Os defeitos palpebrais podem ser decorrentes de etiologias neoplásicas, traumáticas, infecciosas, congênitas ou iatrogênicas, levando à alteração da importante função desempenhada pela pálpebra. A cirurgia plástica, por meio da reparação, busca restabelecer a função protetora da pálpebra, usando de preferência técnicas que também proporcionem bons resultados estéticos.

As técnicas de reconstrução palpebral atualmente utilizadas variam desde síntese primária, enxertia cutânea até uso de enxertos cartilaginosos associados a retalhos cutâneos, miocutâneos e microcirúrgicos, dependendo da extensão do defeito anatômico.

Como é a Cirurgia para Correção de Defeitos Palpebrais?

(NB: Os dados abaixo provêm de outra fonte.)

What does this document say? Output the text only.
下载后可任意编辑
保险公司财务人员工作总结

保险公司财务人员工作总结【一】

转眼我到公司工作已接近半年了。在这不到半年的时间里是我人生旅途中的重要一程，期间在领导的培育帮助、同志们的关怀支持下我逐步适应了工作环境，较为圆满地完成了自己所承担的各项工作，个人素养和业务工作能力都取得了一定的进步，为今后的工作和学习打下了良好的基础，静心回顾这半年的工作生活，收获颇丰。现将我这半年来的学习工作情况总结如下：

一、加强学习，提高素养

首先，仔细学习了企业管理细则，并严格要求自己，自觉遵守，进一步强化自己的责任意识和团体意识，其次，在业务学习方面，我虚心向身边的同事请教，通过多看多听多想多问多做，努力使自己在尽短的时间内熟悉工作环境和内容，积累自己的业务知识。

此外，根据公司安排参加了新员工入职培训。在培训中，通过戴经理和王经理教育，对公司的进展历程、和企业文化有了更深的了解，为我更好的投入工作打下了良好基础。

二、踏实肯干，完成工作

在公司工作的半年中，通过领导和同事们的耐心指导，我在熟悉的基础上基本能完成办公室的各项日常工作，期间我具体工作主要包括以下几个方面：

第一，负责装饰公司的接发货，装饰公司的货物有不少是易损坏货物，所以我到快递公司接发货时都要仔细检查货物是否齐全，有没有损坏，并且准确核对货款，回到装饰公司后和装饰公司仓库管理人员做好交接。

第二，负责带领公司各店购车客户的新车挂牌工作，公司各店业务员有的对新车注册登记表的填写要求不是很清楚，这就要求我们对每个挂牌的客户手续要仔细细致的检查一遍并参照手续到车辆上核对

Sob anestesia geral ou local com sedação venosa, é realizada incisão de pele na margem anterior da concha da orelha, na região de transição entre concha e antélice, camuflando-se a cicatriz naquela área de irregularidade anatômica natural. É removido a porção necessária de cartilagem, com pericôndrio apenas na face côncava. Evitando-se, ao máximo, falhas de continuidade nessa superfície com pericôndrio. Após hemostasia, a pele é suturada.

O enxerto de cartilagem é posicionado com a concavidade voltada para a túnica conjuntiva do bulbo do olho, após ajustes do tamanho (1 mm menor que o defeito) e fixado ao tarso residual com pontos.

O enxerto de cartilagem é coberto com retalhos cutâneos ou miocutâneos locais ou com retalho muscular local e enxerto de pele. Os retalhos cutâneos e os miocutâneos locais são fixados ao enxerto de cartilagem de concha com 2 ou 3 pontos transfixantes em U, com o cuidado de não englobar toda a espessura da cartilagem de concha e originar úlcera de córnea por contato do fio com a cartilagem.